Onesta (1770-1840), in esecuzione della volontà dell’arciprete, fece realizzare la cappella della Madonna della Mercede, posta all’ingresso del paese di Lenna sulla destra vicino al fiume. Nel 1947 l’Oratori,o ormai ridotto in rovina su richiesta della famiglia venne ridotto ad uso profano e poi demolito. Le suppellettili in esso conservate, compresi due antiche tele, vennero donate alla parrocchia ed oggi conservate nel santuario della Madonna della Cultura Lucia (1773-1852), con testamento redatto nel 1840, lasciò disposizioni per la creazione di una cappellania. Tomaso (1789-1868) avvocato e notaio, viene documentato quale anziano comunale del Comune di Piazza ed uniti, che all’epoca comprendeva anche Lenna; venne nominato Sindaco, rimanendo in carica sino al 1816. Di lui si conserva una vasta documentazione di atti notarili redatti fra il 1815 ed il 1868 nella zona di Lenna, Piazza e Branzi. Suo figlio Bernardo (1826-1887), compiuti gli studi presso il collegio di Celana, divenne avvocato e notaio, la sua professione viene documentata con numerosi atti rogati fra il 1867 ed il 1887. Ricoprì per vari anni la carica di vicepretore di Piazza. I fratelli Francesco Maria (1820-1884, Bernardino ((1826-1887) e Pietro (1828-1892), si attivarono nei moti rivoluzionari del 1849. Il dottor Francesco Maria il 31 luglio 1847 venne nominato medico condotto di Piazza Brembana, Lenna, Valnegra e Moio dè Calvi, fu membro della commissione per la ricostruzione della chiesa parrocchiale di San Martino e per vari anni Giudice Conciliatore. Il dottor Pietro partecipò alla battaglia di Custoza con la Croce Rossa, il 16 maggio 1868 venne nominato medico condotto di Piazza Brembana, Lenna, Valnega e Moio dè Calvi, confermato nel 1879, mantenne l’incarico sino a poco prima della morte avvenuta il 6 novembre 1892.
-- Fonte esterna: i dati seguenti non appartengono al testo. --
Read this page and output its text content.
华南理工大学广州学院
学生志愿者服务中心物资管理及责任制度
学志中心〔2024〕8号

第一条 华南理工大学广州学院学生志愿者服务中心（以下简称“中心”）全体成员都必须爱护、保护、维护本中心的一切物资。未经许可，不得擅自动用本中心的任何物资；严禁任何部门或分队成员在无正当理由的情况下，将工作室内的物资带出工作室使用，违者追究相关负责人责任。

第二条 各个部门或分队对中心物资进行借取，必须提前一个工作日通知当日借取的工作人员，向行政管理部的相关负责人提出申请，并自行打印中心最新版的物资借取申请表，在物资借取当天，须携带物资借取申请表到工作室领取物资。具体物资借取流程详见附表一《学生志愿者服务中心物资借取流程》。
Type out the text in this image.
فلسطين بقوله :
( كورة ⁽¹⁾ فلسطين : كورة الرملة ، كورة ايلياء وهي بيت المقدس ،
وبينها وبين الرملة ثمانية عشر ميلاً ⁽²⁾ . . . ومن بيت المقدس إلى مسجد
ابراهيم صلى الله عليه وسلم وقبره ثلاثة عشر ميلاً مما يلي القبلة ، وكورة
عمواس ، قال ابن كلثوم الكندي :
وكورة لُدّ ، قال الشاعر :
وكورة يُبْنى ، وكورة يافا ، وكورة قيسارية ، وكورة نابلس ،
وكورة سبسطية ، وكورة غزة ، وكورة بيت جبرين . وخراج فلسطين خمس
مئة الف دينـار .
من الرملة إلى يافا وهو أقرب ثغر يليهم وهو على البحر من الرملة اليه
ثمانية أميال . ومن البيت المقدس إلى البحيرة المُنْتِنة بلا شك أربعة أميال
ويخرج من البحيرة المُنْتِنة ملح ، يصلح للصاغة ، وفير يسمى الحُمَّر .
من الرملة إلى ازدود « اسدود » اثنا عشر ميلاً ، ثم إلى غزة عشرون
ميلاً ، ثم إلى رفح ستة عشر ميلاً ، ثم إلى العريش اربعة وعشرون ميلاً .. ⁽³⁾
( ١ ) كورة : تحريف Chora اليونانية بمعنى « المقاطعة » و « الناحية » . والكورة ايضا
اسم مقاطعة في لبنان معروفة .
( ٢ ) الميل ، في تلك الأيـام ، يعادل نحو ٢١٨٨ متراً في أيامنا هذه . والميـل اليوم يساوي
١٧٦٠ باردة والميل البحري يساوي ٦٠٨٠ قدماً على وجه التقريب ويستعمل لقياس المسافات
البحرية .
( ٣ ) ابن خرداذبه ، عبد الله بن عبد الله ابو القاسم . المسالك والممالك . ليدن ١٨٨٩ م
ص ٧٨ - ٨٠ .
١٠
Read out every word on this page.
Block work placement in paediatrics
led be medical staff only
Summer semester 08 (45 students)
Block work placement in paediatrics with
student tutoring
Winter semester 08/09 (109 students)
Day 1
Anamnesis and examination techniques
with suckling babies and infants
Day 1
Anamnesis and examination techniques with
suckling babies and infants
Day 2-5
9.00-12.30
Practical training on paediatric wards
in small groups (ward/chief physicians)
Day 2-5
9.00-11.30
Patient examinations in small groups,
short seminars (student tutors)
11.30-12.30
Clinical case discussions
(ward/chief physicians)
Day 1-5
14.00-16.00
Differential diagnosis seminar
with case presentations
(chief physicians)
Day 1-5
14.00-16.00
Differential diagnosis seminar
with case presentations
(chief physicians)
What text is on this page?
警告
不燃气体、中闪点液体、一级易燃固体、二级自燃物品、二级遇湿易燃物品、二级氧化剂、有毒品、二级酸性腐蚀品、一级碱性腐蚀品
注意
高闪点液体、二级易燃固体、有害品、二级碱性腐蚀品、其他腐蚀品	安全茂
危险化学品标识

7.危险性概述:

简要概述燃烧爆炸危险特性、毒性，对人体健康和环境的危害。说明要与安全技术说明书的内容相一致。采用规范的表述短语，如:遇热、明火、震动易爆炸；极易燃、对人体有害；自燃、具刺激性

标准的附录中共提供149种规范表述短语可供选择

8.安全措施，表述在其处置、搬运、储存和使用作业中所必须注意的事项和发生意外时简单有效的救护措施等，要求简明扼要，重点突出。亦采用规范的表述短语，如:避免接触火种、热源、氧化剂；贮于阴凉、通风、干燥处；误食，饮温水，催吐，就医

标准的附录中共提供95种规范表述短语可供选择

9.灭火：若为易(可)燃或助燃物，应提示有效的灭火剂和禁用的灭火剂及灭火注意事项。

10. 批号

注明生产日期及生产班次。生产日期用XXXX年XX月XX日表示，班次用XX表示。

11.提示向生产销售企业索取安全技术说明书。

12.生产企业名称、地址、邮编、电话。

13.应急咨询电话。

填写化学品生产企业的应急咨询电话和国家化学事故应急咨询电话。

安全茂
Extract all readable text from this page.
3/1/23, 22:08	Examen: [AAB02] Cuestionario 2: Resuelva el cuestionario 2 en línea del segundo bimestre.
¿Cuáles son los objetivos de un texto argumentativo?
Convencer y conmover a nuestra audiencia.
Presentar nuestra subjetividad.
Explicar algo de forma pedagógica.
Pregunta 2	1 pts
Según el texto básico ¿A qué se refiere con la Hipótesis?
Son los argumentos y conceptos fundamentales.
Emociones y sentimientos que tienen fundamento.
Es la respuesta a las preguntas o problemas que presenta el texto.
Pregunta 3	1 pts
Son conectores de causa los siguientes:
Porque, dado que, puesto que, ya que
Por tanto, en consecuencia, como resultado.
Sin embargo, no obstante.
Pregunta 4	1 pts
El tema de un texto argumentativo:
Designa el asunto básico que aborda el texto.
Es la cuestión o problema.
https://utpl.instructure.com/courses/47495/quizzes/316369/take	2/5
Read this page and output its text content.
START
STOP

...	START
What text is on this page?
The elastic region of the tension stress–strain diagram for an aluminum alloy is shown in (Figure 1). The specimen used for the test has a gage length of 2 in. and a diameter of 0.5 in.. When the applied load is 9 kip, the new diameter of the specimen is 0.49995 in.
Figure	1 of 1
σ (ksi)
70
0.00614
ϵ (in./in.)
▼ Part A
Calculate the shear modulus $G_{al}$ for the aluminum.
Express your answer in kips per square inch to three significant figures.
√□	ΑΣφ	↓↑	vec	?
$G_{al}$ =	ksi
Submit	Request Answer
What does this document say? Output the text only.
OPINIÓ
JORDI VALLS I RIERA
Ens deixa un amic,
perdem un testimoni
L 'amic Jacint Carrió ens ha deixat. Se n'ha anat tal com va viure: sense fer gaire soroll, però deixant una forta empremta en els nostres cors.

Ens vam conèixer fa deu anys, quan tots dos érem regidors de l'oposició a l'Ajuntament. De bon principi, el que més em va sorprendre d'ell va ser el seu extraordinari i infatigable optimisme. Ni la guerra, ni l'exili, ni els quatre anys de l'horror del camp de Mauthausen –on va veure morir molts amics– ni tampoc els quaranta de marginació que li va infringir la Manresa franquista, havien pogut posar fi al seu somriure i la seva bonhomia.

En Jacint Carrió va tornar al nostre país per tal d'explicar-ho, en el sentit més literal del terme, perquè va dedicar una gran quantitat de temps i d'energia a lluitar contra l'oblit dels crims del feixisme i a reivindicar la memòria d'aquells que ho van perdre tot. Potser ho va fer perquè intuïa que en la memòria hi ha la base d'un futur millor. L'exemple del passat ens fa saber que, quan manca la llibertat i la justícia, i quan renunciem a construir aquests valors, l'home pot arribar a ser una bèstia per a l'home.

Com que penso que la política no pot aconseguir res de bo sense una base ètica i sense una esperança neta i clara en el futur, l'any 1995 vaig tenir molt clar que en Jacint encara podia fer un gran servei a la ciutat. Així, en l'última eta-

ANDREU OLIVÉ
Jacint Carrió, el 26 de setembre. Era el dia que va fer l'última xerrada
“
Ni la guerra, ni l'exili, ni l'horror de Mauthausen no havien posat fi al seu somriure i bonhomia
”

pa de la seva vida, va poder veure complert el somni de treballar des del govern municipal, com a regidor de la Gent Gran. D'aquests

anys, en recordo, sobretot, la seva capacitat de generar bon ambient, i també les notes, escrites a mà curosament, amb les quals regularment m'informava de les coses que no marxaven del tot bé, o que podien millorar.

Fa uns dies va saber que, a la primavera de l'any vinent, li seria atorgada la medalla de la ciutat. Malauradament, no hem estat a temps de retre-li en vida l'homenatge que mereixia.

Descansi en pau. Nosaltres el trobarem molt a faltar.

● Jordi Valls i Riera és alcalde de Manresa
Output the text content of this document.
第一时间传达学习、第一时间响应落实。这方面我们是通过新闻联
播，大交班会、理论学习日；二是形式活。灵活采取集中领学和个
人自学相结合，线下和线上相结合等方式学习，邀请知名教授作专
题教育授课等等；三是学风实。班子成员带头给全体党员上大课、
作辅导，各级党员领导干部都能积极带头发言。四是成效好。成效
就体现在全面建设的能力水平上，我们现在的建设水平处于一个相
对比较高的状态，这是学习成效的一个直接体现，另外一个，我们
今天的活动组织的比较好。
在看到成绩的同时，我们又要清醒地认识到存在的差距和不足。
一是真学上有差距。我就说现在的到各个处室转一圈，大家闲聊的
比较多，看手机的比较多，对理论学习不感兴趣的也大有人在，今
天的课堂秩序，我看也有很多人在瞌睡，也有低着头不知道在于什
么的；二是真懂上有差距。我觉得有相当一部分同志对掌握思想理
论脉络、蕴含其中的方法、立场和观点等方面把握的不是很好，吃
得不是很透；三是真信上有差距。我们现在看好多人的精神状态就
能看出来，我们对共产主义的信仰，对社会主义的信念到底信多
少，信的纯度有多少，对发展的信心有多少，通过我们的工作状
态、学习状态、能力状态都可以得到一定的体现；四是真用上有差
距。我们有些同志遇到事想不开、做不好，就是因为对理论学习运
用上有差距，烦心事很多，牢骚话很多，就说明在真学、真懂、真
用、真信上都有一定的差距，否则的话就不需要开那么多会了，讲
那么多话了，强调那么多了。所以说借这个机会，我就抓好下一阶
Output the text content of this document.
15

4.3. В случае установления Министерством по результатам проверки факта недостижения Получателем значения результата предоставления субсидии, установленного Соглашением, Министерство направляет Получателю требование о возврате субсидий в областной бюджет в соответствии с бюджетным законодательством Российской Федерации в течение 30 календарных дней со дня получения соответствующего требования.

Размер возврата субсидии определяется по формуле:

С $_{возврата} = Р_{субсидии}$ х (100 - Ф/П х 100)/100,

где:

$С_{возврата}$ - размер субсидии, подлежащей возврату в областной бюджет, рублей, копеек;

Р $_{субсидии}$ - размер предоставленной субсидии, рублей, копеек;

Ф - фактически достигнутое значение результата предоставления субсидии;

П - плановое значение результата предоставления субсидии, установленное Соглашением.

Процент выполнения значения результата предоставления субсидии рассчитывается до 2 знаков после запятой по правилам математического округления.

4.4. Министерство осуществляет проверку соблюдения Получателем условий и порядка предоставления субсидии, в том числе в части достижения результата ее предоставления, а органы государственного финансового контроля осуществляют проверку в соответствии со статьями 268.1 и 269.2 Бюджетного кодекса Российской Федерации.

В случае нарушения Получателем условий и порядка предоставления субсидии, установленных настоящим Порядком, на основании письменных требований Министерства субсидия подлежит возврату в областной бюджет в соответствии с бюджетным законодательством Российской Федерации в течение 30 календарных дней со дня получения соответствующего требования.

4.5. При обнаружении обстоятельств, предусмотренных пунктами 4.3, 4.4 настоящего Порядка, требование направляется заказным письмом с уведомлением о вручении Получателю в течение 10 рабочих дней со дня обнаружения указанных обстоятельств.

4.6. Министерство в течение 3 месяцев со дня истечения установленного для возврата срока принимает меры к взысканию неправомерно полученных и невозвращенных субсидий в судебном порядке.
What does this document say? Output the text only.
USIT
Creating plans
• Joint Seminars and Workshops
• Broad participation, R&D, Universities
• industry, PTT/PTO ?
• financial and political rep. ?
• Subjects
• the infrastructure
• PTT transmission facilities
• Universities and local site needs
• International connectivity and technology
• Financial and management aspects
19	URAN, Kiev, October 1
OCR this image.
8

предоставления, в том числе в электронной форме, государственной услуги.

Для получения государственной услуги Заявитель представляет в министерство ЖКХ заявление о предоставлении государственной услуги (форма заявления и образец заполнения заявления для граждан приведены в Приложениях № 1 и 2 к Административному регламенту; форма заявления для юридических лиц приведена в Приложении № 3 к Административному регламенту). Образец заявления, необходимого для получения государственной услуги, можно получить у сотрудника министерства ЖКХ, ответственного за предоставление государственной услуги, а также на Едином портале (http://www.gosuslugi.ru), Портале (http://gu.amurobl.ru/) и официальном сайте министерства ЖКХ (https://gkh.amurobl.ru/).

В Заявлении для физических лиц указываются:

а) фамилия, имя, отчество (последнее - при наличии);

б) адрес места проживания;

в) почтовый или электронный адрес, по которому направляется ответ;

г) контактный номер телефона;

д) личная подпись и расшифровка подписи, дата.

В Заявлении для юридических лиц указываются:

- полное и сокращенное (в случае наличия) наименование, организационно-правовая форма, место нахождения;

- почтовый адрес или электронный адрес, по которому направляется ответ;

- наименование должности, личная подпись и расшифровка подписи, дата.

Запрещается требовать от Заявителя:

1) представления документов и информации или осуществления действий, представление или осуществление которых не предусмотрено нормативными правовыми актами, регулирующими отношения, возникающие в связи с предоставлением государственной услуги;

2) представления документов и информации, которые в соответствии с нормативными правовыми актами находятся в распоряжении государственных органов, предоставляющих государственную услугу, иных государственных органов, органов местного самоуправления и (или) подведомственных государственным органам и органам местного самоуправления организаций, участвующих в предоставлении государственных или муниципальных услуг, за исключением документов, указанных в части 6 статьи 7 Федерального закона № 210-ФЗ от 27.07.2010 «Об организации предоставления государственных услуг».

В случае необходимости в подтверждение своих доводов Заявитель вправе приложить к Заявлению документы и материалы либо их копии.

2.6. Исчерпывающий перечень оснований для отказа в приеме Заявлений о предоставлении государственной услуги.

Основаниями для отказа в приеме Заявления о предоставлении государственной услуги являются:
Bernardino (1886-1920), conclusi gli studi universitari, partecipò alla prima guerra mondiale con il grado sottotenente di Fanteria, si distinse per il suo coraggio sul campo di battaglia e venne decorato con due medaglie di bronzo. Morì nel Brembo il 22 gennaio 1920 presso il ponte di Lenna Il dottor Tomaso (1873-1930), frequentò l’università di Bologna e fu allievo del poeta Giosuè Carducci, docente presso quell’ateneo, poi si laureò nel 1901 presso l’università di Perugia. Nel 1903 aprì a Lenna una farmacia detta di San Martino posta al primo piano della propria abitazione, che gestì per lunghi anni e chiuse con la sua morte avvenuta nel 1930. Fu sindaco del Comune di Lenna dal 1902 al 1923 e rivestì numerosi incarichi; fu fra l’altro membro del Consiglio Amministrativo del Patronato degli orfani di guerra, promotore della costruzione dell’asilo infantile di Lenna e membro del comitato promotore per il prolungamento della ferrovia da San Giovanni Bianco a Piazza Brembana. Fu anche fotografo dilettante, e fra l’altro nel 1903 sull’opuscolo “L’Alta Valle Brembana” scrisse un interessante articolo: “L’industria del ferro in Alta Valle Brembana”. Nel 1914 venne nominato Cavaliere della Corona d’Italia. Suo figlio dottor Franco, nato a Lenna, dove trascorse tutta la sua esistenza, dal 1941 sino a pochi mesi prima della morte, avvenuta il 30 gennaio 1976, fu medico condotto del Consorzio dei Comuni di Olmo al Brembo, Piazzolo, Mezzoldo e Piazzatorre Il dottor Domenico (1876-1943) figlio di Pietro e cugino di Bortolo Belotti, nato e residente a Piazza, dove il padre si era trasferito, partecipò alla prima guerra mondiale e venne promosso al grado di capitano medico per meriti di guerra in considerazione della sua dedizione ai soldati feriti. Nel 1916 ricevette un encomio solenne, venne decorato con la Croce di guerra e venne nominato Cavaliere dell’Ordine della Corona d’Italia. Dopo il periodo bellico, stabilitosi a Piazza Brembana, esercitò con passione la professione di medico in alta Valle, meditandosi la stima e l’apprezzamento dei valligiani. Fu Presidente della Sezione Mandamentale dei Combattenti e morì il 9 agosto 1943. Ebbe tre figli Maddalena (1927), Tommaso (1931-1989) e Pier Augusto (1929-1981) che, seguendo l’esempio del padre esercitò a lungo la professione di odontotecnico sia nella casa paterna di Piazza Brembana, sia a Villa d’Almè dove aveva posto la sua residenza.